After several days this sad chapter came to a close and the people left, few records exist of where they went and how many survived. The fact that so few monuments exist to such a terrible time in our history is a national disgrace. One statue to the exiled Scots stands in Helmsdale, paid for by a wealthy American while the towering monument to the first Duke of Sutherland still looms over the landscape at Ben Bhraggie.
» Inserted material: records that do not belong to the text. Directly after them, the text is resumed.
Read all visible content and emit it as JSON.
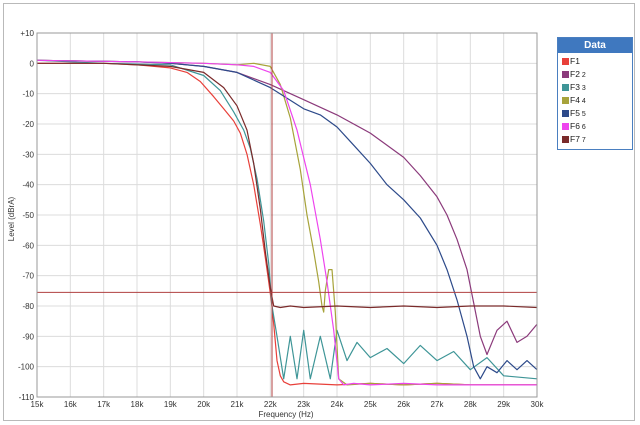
{
  "chart_data": {
    "type": "line",
    "title": "",
    "xlabel": "Frequency (Hz)",
    "ylabel": "Level (dBrA)",
    "xlim": [
      15000,
      30000
    ],
    "ylim": [
      -110,
      10
    ],
    "x_ticks": [
      15000,
      16000,
      17000,
      18000,
      19000,
      20000,
      21000,
      22000,
      23000,
      24000,
      25000,
      26000,
      27000,
      28000,
      29000,
      30000
    ],
    "x_tick_labels": [
      "15k",
      "16k",
      "17k",
      "18k",
      "19k",
      "20k",
      "21k",
      "22k",
      "23k",
      "24k",
      "25k",
      "26k",
      "27k",
      "28k",
      "29k",
      "30k"
    ],
    "y_ticks": [
      10,
      0,
      -10,
      -20,
      -30,
      -40,
      -50,
      -60,
      -70,
      -80,
      -90,
      -100,
      -110
    ],
    "y_tick_labels": [
      "+10",
      "0",
      "-10",
      "-20",
      "-30",
      "-40",
      "-50",
      "-60",
      "-70",
      "-80",
      "-90",
      "-100",
      "-110"
    ],
    "grid": true,
    "legend_position": "top-right",
    "legend_title": "Data",
    "cursor": {
      "x": 22050,
      "y": -75.5,
      "color": "#b04040"
    },
    "series": [
      {
        "name": "F1",
        "sub": "",
        "color": "#e8403a",
        "x": [
          15000,
          17000,
          18000,
          19000,
          19500,
          19900,
          20300,
          20600,
          20900,
          21100,
          21300,
          21500,
          21700,
          21850,
          21950,
          22050,
          22120,
          22200,
          22300,
          22400,
          22600,
          23000,
          24000,
          25000,
          26000,
          27000,
          28000,
          29000,
          30000
        ],
        "y": [
          0,
          0,
          -0.5,
          -1.5,
          -3,
          -6,
          -11,
          -15,
          -19,
          -23,
          -30,
          -40,
          -53,
          -64,
          -72,
          -80,
          -88,
          -98,
          -103,
          -105,
          -106,
          -105.5,
          -106,
          -105.5,
          -106,
          -105.5,
          -106,
          -106,
          -106
        ]
      },
      {
        "name": "F2",
        "sub": "2",
        "color": "#8b3a7b",
        "x": [
          15000,
          18000,
          19000,
          20000,
          21000,
          22000,
          23000,
          24000,
          25000,
          26000,
          26500,
          27000,
          27300,
          27600,
          27900,
          28100,
          28300,
          28500,
          28800,
          29100,
          29400,
          29700,
          30000
        ],
        "y": [
          1,
          0.5,
          0,
          -1,
          -3,
          -7,
          -12,
          -17,
          -23,
          -31,
          -37,
          -44,
          -50,
          -58,
          -68,
          -79,
          -90,
          -96,
          -88,
          -85,
          -92,
          -90,
          -86
        ]
      },
      {
        "name": "F3",
        "sub": "3",
        "color": "#3e9597",
        "x": [
          15000,
          17000,
          19000,
          20000,
          20500,
          20900,
          21200,
          21400,
          21600,
          21800,
          21950,
          22050,
          22200,
          22400,
          22600,
          22800,
          23000,
          23200,
          23500,
          23800,
          24000,
          24300,
          24600,
          25000,
          25500,
          26000,
          26500,
          27000,
          27500,
          28000,
          28500,
          29000,
          30000
        ],
        "y": [
          1,
          0,
          -0.5,
          -4,
          -9,
          -16,
          -22,
          -28,
          -38,
          -52,
          -66,
          -80,
          -90,
          -104,
          -90,
          -104,
          -88,
          -104,
          -90,
          -104,
          -88,
          -98,
          -92,
          -97,
          -94,
          -99,
          -93,
          -98,
          -95,
          -101,
          -97,
          -103,
          -104
        ]
      },
      {
        "name": "F4",
        "sub": "4",
        "color": "#a7a33a",
        "x": [
          15000,
          18000,
          20000,
          21000,
          21500,
          22000,
          22300,
          22600,
          22900,
          23100,
          23300,
          23450,
          23550,
          23600,
          23650,
          23750,
          23850,
          23950,
          24050,
          24300,
          25000,
          26000,
          27000,
          28000,
          29000,
          30000
        ],
        "y": [
          1,
          0.5,
          0,
          -0.5,
          0,
          -1,
          -7,
          -18,
          -35,
          -50,
          -62,
          -72,
          -80,
          -82,
          -75,
          -68,
          -68,
          -82,
          -104,
          -106,
          -105.5,
          -106,
          -105.5,
          -106,
          -106,
          -106
        ]
      },
      {
        "name": "F5",
        "sub": "5",
        "color": "#2d4a8a",
        "x": [
          15000,
          18000,
          19000,
          20000,
          21000,
          22000,
          23000,
          23500,
          24000,
          24500,
          25000,
          25500,
          26000,
          26500,
          27000,
          27300,
          27600,
          27900,
          28100,
          28300,
          28500,
          28800,
          29100,
          29400,
          29700,
          30000
        ],
        "y": [
          1,
          0.5,
          0,
          -1,
          -3,
          -8,
          -15,
          -17,
          -21,
          -27,
          -33,
          -40,
          -45,
          -51,
          -60,
          -68,
          -78,
          -90,
          -100,
          -104,
          -100,
          -102,
          -98,
          -101,
          -98,
          -101
        ]
      },
      {
        "name": "F6",
        "sub": "6",
        "color": "#ee44ee",
        "x": [
          15000,
          18000,
          20000,
          21000,
          21500,
          22000,
          22400,
          22800,
          23200,
          23500,
          23700,
          23900,
          24050,
          24200,
          24500,
          25000,
          26000,
          27000,
          28000,
          29000,
          30000
        ],
        "y": [
          1,
          0.5,
          0,
          -0.5,
          -1,
          -3,
          -9,
          -22,
          -40,
          -58,
          -72,
          -88,
          -104,
          -106,
          -105.5,
          -106,
          -105.5,
          -106,
          -106,
          -106,
          -106
        ]
      },
      {
        "name": "F7",
        "sub": "7",
        "color": "#7a2a2a",
        "x": [
          15000,
          17000,
          19000,
          20000,
          20600,
          21000,
          21300,
          21500,
          21700,
          21850,
          22000,
          22100,
          22300,
          22600,
          23000,
          24000,
          25000,
          26000,
          27000,
          28000,
          29000,
          30000
        ],
        "y": [
          0,
          0,
          -1,
          -3,
          -8,
          -14,
          -22,
          -33,
          -48,
          -62,
          -74,
          -80,
          -80.5,
          -80,
          -80.5,
          -80,
          -80.5,
          -80,
          -80.5,
          -80,
          -80,
          -80.5
        ]
      }
    ]
  }
}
Some refer to the clearances as 'ethnic cleansing'. This is not entirely accurate. Such atrocities have been perpetrated by one people on another; Nazi on Jew, Serb on Croat, Croat on Serb. What makes the 'Clearances' unique is that these atrocities were perpetrated by those responsible for the protection of the very people they were evicting. As for the Sutherlands, later generations did seem to acknowledge their dreadful past; the wife of the 4th Duke Duchess Millicent was great philanthropist who invented Highland Home Industries, arranged for the trademark of Harris Tweed, built technical schools and fought industrial diseases
Many tourists wind their way up the A9 and visit the magnificent Dunrobin Castle, not realising that the roots of this great wealth are buried under the stone and ashes of lost livelihoods, fewer may spot a monument on a lonely hillside on their way back towards Inverness and realise the dark shadow it casts, and fewer still make their way up 10 miles of single track road to a small white church to see the real monument to the lost people of the highlands etched in a few panes of glass.